Steve Bannon issued a “call to arms” for Republicans over election integrity concerns as officials sound the alarm on the risk of political violence during this year’s election cycle.
Bannon, who served as an adviser to former President Donald Trump, is already raising concerns about the integrity of the midterm elections after Trump-aligned Republicans claimed without evidence that the 2020 election was stolen by Democrats via widespread voter fraud.
During an episode of his War Room podcast on Friday, Bannon pointed to a new letter from Pennsylvania state Representative Frank Ryan claiming that 240,000 ballots were sent to “not verified” voters—potentially equating to voter fraud in the key battleground state.
The letter’s claims are unverified and have been scrutinized by his fellow Republicans, according to conservative news outlet the Washington Examiner. Linda Kerns, a GOP lawyer, told the outlet that the letter was based on “faulty assumptions, made by misinterpreting government data.”
Above, Steve Bannon speaks to reporters in Washington, D.C. on October 21. Bannon issued a “call to arms” over new election fraud claims in Pennsylvania. His remarks come as officials warn of heightened threats of violence during the midterm elections next month.
Chip Somodevilla/Getty Images
Despite concerns about the letter’s accuracy, Bannon described it as a “call to arms” for Trump-aligned Republicans.
“There’s nobody coming to save us. You are the cavalry. Think back to the old John Ford westerns. You’re the cavalry,” he said. “Right now in the Commonwealth of Pennsylvania—a call to arms. You’ve got to get to Frank Ryan.

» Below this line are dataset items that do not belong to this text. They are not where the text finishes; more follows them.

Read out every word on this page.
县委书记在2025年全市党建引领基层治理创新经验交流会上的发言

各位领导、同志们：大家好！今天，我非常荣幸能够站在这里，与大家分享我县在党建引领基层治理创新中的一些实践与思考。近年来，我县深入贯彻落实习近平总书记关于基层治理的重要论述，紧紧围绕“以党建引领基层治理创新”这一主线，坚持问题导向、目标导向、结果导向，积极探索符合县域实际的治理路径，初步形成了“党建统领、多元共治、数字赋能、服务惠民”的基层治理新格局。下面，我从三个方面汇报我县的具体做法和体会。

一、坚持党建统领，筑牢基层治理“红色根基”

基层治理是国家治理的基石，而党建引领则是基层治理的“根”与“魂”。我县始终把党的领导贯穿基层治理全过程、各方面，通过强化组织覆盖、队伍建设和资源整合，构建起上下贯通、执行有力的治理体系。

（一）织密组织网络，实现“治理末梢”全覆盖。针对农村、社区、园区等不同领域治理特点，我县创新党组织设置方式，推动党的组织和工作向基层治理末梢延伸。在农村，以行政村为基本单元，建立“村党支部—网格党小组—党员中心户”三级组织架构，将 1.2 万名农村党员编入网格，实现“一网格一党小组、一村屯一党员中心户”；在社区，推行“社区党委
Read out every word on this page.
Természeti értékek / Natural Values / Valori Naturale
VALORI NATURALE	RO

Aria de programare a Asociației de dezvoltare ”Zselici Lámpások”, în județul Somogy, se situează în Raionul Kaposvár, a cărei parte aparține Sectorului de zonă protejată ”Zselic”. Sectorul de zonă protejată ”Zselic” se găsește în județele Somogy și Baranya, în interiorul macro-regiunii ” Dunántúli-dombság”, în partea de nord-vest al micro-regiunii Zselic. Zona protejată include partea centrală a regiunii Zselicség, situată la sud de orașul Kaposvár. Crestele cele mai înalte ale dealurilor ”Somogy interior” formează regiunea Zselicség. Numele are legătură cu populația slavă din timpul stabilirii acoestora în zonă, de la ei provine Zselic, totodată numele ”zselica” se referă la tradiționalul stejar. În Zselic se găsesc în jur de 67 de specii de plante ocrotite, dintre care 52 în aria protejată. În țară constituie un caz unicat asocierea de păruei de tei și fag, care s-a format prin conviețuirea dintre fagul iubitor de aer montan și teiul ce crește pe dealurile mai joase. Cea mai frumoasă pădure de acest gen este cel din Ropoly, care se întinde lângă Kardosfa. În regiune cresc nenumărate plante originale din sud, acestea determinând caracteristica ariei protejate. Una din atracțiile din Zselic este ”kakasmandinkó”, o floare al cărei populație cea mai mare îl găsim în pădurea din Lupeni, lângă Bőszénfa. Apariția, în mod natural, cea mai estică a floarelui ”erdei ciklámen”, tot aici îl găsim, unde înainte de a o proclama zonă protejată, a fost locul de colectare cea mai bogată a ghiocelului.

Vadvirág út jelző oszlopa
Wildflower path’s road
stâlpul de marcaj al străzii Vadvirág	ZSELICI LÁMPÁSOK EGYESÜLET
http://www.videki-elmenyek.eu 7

You’ve got to get into these counties.”
He then doubled down on the comments in a Gettr post, and wrote: “No one is coming to save America—you ARE the Cavalry!!!!”
Officials Sound Alarm on Political Violence Ahead of MidtermsBannon’s remarks come as election officials warn of political violence at the polls during the hotly contested midterms.
John Cohen, former intelligence chief for the Department of Homeland Security (DHS) previously told Newsweek that the threat of violence is “the most dangerous I’ve ever seen in my entire 38-year career” that could “potentially impact the stability of the nation.”
Federal officials issued a bulletin on Friday warning that extremists’ concerns about election fraud could lead to threats of violence even after the midterms, CNN reported.
“Following the 2022 midterm election, perceptions of election-related fraud and dissatisfaction with electoral outcomes likely will result in heightened threats of violence against a broad range of targets―such as ideological opponents and election workers,” the letter reads, according to CNN.
Following the 2020 presidential election, a mob of Trump supporters—motivated by claims of election fraud—rioted at the U.S. Capitol building in a failed attempt to block Congress from certifying President Joe Biden’s Electoral College victory. Bannon was sentenced to four months in prison last week for refusing to cooperate with the House select committee investigating the insurrection.
Political violence shook the country on Friday after Speaker of the House Nancy Pelosi’s husband Paul Pelosi was violently assaulted in the couple’s San Francisco home. The attacker, 42-year-old David DePape, allegedly shouted “Where is Nancy?” before hitting Pelosi with a hammer.
Meanwhile, Republicans have faced scrutiny for using inflammatory language against Pelosi critics believe contributed to the attack.
Newsweek reached out to Bannon’s War Room for comment.